Code as a Liberal Art, Spring 2021

Unit 2, Tutorial 3 homework

Due: Tuesday, March 29, 8pm

  1. Review the class notes for this week.
  2. Reminder that based on how far we got in lecture, the adjusted expectations for this week are as follows. The below striked-out text will be carried over to the homework for next week, which will lead in to the Unit 2 presentations.

  3. Try some data scraping that finds unstructured data and adds it to a data structure.

    Find a website that has a search function, search for something, and use the browser inspector to examine the HTML results. For example, searching for "widgets" on Ebay.

    View the page source (or use your browser's inspect tool) and try to find a general rule that you can use to consistently locate some data point on the page. Think about trying to locate 2-3 data points for each item in the search results for example.

    Make a new Python file in Atom to create a program for this. Copy/paste the URL into your Python to make a request to get() that page, get its content, and create a BeautifulSoup object.

    Create a new, empty data structure to store your data. Use a list of dictionaries, where each item in the list (each dictionary) corresponds to one of the search results, and the key/value pairs of the dictionary are the properties of one search result.

    Now, using BeautifulSoup, target the HTML element(s) containing the data that you are interested in and add them to your data structure.

    At the end of your program, print out the data structure. Let's use the Python PrettyPrinter module. Add the following lines to your program (at the end):

    import pprint
    pp = pprint.PrettyPrinter(indent=4)
    
    Then, after that, add a line like this:
    pp.pprint(YOUR DATA STRUCTURE)
    
    replacing YOUR DATA STRUCTURE with the name of your data structure.
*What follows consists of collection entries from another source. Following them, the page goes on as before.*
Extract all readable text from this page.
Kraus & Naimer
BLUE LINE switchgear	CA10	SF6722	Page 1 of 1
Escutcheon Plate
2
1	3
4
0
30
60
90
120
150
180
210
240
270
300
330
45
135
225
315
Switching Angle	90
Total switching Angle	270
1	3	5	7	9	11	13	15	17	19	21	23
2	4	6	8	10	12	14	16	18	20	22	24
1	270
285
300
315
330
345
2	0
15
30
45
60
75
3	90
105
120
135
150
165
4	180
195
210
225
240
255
  4. Create a Google Doc note that reflects on this. Can you think of some things that you might be able to do with this data now that it's what we could call structured? Can you link this back to any concepts from this week around advantages and disadvantages of distant reading and algorithmic methods for analyzing texts? Think about how this technique could be applied to other examples and at other scales.